Let's consider some of your examples:
A person who utters a word in their sleep, or reads out the text of
a document in a foreign language, for example, is not meaning
anything by what they utter. There is a word, but no meaning. A
meaningful word is always essentially an active constituent of a
social relation (including to a social relation to oneself). When I
say "stop please!" to [sic] you, then as an English-speaker you know
that I mean I want and command you to stop.
I think you are confusing meaning with intention. If the sleeper speaks in my language their words can have meaning for me. If others listen to me reading a text in a foreign language my words can have meaning for them. But more importantly the task is to explain *how* it is that a word can be taken as meaningful, and on some occasions but not on others. What is it about the word, as a kind of artifact, that enables it to "carry my meaning," as you put it? Can a spade carry meaning? Can a 1000 peso bill carry meaning? It can carry value. Is the meaning that a word carries truly "my" meaning, or "yours"?
On Jun 17, 2011, at 9:06 AM, Andy Blunden wrote:
Martin, you are arguing against yourself. The idea of talking speech as as artifact-mediated activity is *not* that this is a special property of the spoken word or speech, and nor is it so that we can make analogies with other domains of activity. It is a fundamental view of the world. Not matter and mind. Not the four elements. Not subject and object. Not God. *Activity*. Activity always uses artefacts, but the nature of the artefact is constituted in activity. Activity is social.

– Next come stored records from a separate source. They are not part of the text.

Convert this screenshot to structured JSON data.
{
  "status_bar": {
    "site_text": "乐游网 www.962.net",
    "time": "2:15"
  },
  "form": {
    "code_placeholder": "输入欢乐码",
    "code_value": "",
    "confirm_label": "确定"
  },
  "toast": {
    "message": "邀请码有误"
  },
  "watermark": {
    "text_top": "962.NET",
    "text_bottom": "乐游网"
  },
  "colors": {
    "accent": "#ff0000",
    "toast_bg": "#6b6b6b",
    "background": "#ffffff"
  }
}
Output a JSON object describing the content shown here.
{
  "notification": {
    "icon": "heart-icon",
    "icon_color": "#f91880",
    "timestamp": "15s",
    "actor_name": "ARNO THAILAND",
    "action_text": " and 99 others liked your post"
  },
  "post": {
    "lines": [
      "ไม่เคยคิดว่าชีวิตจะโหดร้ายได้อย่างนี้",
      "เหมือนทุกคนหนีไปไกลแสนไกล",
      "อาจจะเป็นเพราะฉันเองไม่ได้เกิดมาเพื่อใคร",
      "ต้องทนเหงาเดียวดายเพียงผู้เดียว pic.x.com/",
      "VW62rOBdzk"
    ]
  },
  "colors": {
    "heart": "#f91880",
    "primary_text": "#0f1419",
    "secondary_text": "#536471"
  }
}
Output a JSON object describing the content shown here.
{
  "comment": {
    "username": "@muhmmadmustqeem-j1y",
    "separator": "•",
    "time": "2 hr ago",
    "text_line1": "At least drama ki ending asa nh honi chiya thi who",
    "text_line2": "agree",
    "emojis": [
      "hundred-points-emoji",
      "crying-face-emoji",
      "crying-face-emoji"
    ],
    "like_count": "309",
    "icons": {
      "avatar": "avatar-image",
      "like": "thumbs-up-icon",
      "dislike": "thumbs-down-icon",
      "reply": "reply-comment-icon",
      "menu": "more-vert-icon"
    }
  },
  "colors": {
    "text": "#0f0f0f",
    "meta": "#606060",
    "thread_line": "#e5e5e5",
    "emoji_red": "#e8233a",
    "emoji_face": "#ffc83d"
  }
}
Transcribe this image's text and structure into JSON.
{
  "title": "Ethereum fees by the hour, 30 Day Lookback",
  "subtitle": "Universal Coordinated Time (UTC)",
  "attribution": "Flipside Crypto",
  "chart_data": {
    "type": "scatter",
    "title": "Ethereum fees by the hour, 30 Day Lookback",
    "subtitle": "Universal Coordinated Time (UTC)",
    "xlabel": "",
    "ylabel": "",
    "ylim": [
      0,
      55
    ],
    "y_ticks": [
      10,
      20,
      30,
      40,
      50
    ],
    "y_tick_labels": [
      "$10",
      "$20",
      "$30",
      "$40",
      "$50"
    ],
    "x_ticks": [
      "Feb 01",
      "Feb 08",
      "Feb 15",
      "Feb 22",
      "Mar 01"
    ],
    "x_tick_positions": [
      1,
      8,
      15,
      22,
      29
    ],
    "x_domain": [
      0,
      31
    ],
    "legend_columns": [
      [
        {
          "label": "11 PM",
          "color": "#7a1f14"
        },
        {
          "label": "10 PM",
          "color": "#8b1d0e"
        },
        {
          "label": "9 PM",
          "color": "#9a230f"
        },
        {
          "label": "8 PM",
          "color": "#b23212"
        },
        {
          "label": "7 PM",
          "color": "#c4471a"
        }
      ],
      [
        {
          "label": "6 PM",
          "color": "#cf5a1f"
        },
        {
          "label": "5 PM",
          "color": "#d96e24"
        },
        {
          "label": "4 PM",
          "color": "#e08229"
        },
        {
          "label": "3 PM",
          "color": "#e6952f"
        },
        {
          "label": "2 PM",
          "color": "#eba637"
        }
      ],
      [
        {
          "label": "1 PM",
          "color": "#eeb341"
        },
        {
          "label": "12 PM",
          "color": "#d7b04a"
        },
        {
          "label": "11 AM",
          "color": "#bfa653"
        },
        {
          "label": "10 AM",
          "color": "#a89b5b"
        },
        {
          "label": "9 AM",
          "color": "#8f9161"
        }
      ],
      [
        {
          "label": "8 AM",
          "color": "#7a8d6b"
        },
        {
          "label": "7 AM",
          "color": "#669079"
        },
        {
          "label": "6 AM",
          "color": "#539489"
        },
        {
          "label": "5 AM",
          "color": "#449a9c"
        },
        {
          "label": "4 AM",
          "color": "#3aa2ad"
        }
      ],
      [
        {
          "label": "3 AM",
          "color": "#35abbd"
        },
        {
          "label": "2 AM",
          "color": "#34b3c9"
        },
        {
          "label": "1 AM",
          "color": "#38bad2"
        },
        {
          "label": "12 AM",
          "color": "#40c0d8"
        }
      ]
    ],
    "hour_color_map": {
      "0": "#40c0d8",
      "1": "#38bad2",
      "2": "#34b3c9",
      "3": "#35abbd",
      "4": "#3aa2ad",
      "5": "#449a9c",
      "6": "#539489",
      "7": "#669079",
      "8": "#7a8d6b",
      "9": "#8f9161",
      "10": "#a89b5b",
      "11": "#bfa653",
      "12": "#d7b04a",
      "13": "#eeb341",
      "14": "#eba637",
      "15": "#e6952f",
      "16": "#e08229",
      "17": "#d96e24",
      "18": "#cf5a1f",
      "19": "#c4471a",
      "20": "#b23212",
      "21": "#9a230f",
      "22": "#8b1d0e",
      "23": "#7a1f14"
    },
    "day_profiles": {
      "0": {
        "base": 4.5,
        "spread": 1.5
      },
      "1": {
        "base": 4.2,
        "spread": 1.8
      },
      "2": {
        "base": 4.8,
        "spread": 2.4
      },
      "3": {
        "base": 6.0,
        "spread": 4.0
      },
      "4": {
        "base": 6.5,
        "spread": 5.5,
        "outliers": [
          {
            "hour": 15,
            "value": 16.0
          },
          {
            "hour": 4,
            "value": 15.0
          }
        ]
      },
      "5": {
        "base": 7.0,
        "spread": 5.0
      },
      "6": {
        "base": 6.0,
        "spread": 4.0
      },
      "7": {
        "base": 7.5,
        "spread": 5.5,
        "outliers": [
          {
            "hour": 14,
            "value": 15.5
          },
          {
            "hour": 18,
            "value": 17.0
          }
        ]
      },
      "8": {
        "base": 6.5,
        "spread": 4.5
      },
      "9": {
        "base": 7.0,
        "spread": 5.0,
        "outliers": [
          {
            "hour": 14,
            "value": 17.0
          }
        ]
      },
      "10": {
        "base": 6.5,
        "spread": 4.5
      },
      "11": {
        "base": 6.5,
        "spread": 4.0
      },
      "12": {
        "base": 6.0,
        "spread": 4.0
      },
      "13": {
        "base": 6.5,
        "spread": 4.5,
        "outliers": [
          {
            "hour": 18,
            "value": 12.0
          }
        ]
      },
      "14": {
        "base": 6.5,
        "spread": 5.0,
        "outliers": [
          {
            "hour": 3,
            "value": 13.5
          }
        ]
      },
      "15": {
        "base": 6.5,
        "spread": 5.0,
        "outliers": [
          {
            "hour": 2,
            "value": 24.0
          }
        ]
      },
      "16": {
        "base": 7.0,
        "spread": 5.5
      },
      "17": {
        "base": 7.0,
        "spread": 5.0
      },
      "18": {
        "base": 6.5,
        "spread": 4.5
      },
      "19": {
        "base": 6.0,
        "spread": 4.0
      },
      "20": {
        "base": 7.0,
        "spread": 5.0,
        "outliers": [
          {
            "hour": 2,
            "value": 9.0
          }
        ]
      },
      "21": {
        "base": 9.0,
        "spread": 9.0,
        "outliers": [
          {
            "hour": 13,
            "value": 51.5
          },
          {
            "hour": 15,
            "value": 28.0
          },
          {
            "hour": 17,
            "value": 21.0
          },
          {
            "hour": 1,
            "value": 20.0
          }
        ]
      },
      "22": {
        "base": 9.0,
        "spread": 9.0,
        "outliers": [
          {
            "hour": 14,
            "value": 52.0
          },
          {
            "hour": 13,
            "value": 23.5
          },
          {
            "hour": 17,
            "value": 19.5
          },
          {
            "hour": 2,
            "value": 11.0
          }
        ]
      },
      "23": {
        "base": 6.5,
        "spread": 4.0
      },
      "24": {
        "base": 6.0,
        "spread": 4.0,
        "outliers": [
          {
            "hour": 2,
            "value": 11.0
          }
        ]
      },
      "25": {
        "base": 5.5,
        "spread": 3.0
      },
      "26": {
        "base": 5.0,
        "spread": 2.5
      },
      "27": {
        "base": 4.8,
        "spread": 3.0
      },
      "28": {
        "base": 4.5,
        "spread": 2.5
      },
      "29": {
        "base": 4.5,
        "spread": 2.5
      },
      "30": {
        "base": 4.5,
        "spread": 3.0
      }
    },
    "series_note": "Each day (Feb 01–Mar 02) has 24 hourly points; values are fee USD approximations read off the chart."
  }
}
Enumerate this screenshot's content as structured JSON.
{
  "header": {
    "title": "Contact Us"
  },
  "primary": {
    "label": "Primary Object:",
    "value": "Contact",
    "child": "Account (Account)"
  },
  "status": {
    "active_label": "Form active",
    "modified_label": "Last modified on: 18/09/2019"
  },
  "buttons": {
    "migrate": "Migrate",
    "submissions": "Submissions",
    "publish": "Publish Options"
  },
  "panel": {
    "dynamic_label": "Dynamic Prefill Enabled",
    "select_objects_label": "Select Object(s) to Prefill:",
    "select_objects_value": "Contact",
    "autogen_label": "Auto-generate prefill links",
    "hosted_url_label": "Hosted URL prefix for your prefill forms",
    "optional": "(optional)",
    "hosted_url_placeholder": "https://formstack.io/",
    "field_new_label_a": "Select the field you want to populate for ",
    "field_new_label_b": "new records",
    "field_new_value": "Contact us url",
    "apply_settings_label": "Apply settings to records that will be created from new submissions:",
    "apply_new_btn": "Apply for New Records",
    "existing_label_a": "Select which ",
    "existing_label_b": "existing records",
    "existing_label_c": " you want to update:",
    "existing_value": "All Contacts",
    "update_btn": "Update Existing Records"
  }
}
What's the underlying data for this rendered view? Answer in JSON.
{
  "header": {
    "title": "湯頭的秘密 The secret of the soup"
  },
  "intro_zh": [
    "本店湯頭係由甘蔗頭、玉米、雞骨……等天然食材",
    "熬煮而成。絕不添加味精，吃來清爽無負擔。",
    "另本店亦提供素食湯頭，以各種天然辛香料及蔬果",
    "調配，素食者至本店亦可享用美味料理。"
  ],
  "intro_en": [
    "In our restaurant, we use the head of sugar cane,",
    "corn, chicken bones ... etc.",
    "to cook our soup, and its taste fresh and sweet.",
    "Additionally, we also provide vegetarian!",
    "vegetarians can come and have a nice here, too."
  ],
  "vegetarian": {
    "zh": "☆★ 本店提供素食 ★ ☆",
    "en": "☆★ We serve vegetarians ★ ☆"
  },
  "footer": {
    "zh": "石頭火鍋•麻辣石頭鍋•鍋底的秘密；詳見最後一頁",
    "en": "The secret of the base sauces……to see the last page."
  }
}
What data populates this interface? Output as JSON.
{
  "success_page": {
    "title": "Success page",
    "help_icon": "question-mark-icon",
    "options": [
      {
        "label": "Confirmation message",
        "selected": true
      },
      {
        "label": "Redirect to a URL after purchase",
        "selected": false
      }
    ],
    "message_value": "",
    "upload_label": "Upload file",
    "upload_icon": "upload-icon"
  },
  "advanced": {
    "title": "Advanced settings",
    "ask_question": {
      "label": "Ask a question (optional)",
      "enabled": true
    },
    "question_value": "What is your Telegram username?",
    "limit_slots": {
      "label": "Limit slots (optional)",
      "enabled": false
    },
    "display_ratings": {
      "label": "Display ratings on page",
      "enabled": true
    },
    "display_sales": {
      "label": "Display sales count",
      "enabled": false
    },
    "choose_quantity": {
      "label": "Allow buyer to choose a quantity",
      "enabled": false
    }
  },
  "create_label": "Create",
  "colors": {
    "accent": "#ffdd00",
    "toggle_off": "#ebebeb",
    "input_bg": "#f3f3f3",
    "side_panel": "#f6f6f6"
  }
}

By defining "subjective/objective" solely in terms of indivual consciousness you are using an ontology of mind and matter to prove that an ontology of activity is wrong. Of course, that makes sense. If your world is made up of individuals with their individual consciousness sending messages to each other, then Acitivity Theory is a big mistake. But the claim is that activity is THE fundamental category, from which concepts like mind, matter, space, time, meaning, value, etc., etc., are derived.